One of the joys of whiling away one’s meaningless life watching movies comes from making connections between a certain film and pictures that came out years, even decades before it. In this new, occasional series we will track down the disparate elements that have influenced great films. Today’s subject: John Waters’ 1974 trash classic, Female Trouble. The film stars Divine as a fame-obsessed high school drop-out who will literally do anything to be a star. It’s cheap and vulgar in the extreme. It’s also pretty great.
Waters throws everything into Female Trouble, giving it more plot than many features twice its length. His inclination to be shamelessly histrionic recalls nothing more than the lush melodramas of director Douglas Sirk. A Sirk film, with its implausible dramatic turns and emotional insanity, shares far more with Waters’ work than one might first expect. Divine‘s face being mutilated after an assault with acid recalls Jane Wyman going blind in Magnificent Obsession.
One of Waters’ clear creative forebears is director Tod Browning. Browning’s career was always fixated on outcasts, weirdos, and monsters, including his most famous film, Dracula. While Browning’s work with Lon Chaney is essential (and calls to mind the close working relationship with Waters and Divine) the film that affects Female Trouble the most is 1932’s Freaks. Freaks was the most controversial film of its era and its disastrous reception effectively killed Browning’s career. The film is set in the carnival world with all manner of “freaks” who ultimately wreak vengeance on a greedy, villainous beauty that cheats them. The film’s ending is reminiscent of a particular Female Trouble scene which finds Mary Vivian Pierce mutilated and kept captive in a cage.
Divine’s addiction to fame no matter the cost is a quintessentially American idea. The quest for tabloid immortality has been explored in countless films over the years but few have had quite the impact of Chicago, which first debuted as a play in 1926. The following year saw release of a silent movie version.
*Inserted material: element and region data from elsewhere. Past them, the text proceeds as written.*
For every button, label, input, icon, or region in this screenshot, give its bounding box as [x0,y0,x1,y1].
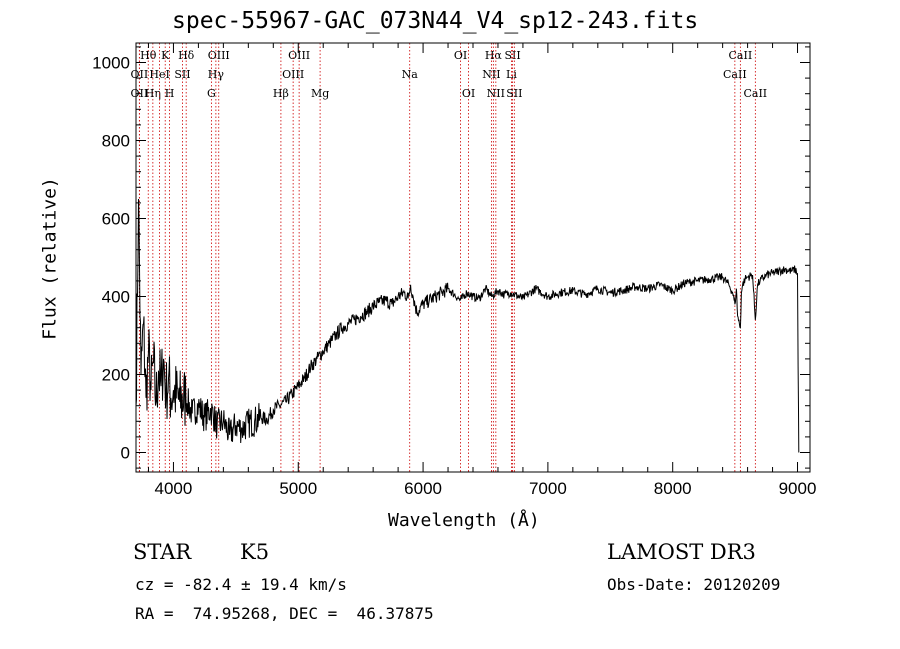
x-tick-label-3: 7000 [529,479,567,498]
line-label-8: Hδ [178,49,195,62]
subclass-label: K5 [240,540,270,564]
y-tick-label-3: 600 [102,210,130,229]
x-axis-label: Wavelength (Å) [388,510,540,531]
line-label-12: Hβ [273,87,289,100]
line-label-13: OIII [288,49,310,62]
line-label-16: Na [402,68,419,81]
redshift-label: cz = -82.4 ± 19.4 km/s [135,575,347,594]
y-tick-label-0: 0 [121,444,130,463]
line-label-26: CaII [723,68,747,81]
line-label-3: Hη [145,87,161,100]
line-label-18: OI [462,87,475,100]
y-axis-label: Flux (relative) [39,177,61,340]
y-tick-label-4: 800 [102,132,130,151]
class-label: STAR [133,540,192,564]
obs-date-label: Obs-Date: 20120209 [607,575,781,594]
x-tick-label-1: 5000 [279,479,317,498]
line-label-25: CaII [729,49,753,62]
line-label-21: NII [487,87,505,100]
line-label-6: H [165,87,175,100]
y-tick-label-1: 200 [102,366,130,385]
line-label-19: Hα [485,49,503,62]
y-tick-label-5: 1000 [92,54,130,73]
line-label-23: Li [506,68,517,81]
radec-label: RA = 74.95268, DEC = 46.37875 [135,604,434,623]
x-tick-label-5: 9000 [779,479,817,498]
x-tick-label-2: 6000 [404,479,442,498]
line-label-17: OI [454,49,467,62]
survey-label: LAMOST DR3 [607,540,756,564]
line-label-15: Mg [311,87,329,100]
line-label-24: SII [506,87,522,100]
y-tick-label-2: 400 [102,288,130,307]
line-label-9: OIII [208,49,230,62]
line-label-7: SII [174,68,190,81]
line-label-4: HeI [149,68,169,81]
line-label-14: OIII [282,68,304,81]
line-label-10: Hγ [208,68,225,81]
spectrum-line [135,198,800,453]
line-label-27: CaII [743,87,767,100]
line-label-22: SII [504,49,520,62]
chart-title: spec-55967-GAC_073N44_V4_sp12-243.fits [172,8,699,34]
line-label-0: Hθ [140,49,157,62]
line-label-11: G [207,87,216,100]
x-tick-label-4: 8000 [654,479,692,498]
plot-frame [135,42,811,473]
line-label-20: NII [482,68,500,81]
line-label-5: K [161,49,170,62]
x-tick-label-0: 4000 [155,479,193,498]
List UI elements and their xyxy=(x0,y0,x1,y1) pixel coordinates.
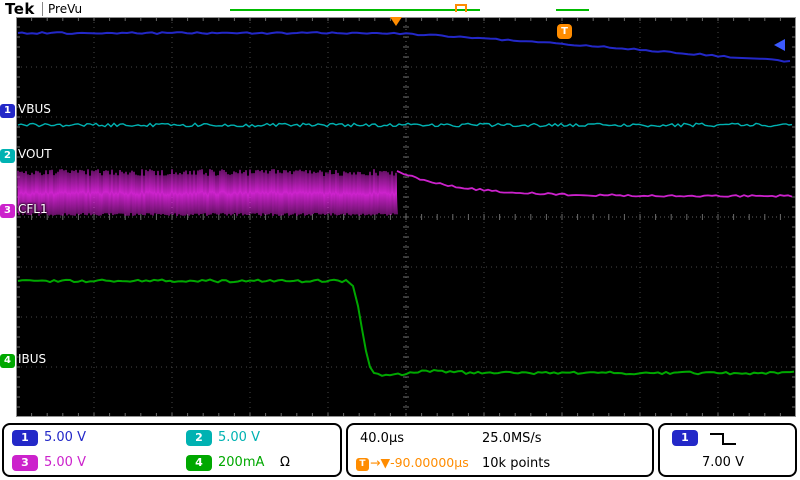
ch3-position-marker[interactable]: 3 xyxy=(0,204,15,218)
horizontal-readout-box: 40.0µs 25.0MS/s T →▼-90.00000µs 10k point… xyxy=(346,423,654,477)
record-view-bar-segment xyxy=(556,9,589,11)
trigger-source-badge: 1 xyxy=(672,430,698,446)
ch2-trace-label: VOUT xyxy=(18,147,52,161)
ch2-scale-readout: 5.00 V xyxy=(218,430,260,445)
record-length-readout: 10k points xyxy=(482,456,551,471)
ch3-badge: 3 xyxy=(12,455,38,471)
vertical-readout-box: 1 5.00 V 2 5.00 V 3 5.00 V 4 200mA Ω xyxy=(2,423,342,477)
waveform-display xyxy=(16,17,796,417)
ch1-position-marker[interactable]: 1 xyxy=(0,104,15,118)
trigger-t-icon: T xyxy=(356,458,369,471)
window-position-icon xyxy=(455,4,467,12)
ch3-trace-label: CFL1 xyxy=(18,202,48,216)
ch4-trace-label: IBUS xyxy=(18,352,47,366)
ch2-position-marker[interactable]: 2 xyxy=(0,149,15,163)
ch1-scale-readout: 5.00 V xyxy=(44,430,86,445)
ch2-badge: 2 xyxy=(186,430,212,446)
ch4-badge: 4 xyxy=(186,455,212,471)
trigger-delay-readout: T →▼-90.00000µs xyxy=(356,455,469,471)
trigger-delay-arrows-icon: →▼ xyxy=(370,455,391,470)
timebase-readout: 40.0µs xyxy=(360,431,404,446)
trigger-time-icon[interactable]: T xyxy=(557,24,572,39)
ch1-badge: 1 xyxy=(12,430,38,446)
trigger-position-icon[interactable] xyxy=(390,17,402,26)
trigger-level-readout: 7.00 V xyxy=(702,455,744,470)
ch3-scale-readout: 5.00 V xyxy=(44,455,86,470)
ch1-trace-label: VBUS xyxy=(18,102,51,116)
tek-logo: Tek xyxy=(5,0,35,18)
trigger-delay-value: -90.00000µs xyxy=(390,455,469,470)
ch4-coupling-readout: Ω xyxy=(280,455,290,470)
trigger-level-arrow-icon[interactable] xyxy=(774,39,785,51)
acquisition-status: PreVu xyxy=(42,2,82,16)
ch4-scale-readout: 200mA xyxy=(218,455,265,470)
sample-rate-readout: 25.0MS/s xyxy=(482,431,542,446)
trigger-readout-box: 1 7.00 V xyxy=(658,423,797,477)
falling-edge-icon xyxy=(710,433,736,445)
graticule xyxy=(16,17,796,417)
ch4-position-marker[interactable]: 4 xyxy=(0,354,15,368)
record-view-bar xyxy=(230,9,480,11)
Fifty years later the story was revived as another stage show — this time a musical — a year after Female Trouble debuted, which subsequently lead to one of the most execrable Best Picture winners ever in 2003. (Female Trouble is art posing as trash while Rob Marshall’s Chicago is trash posing as art.) Perhaps John Waters and his low budget classic were in some small way responsible for the revival. In the end it all comes full circle.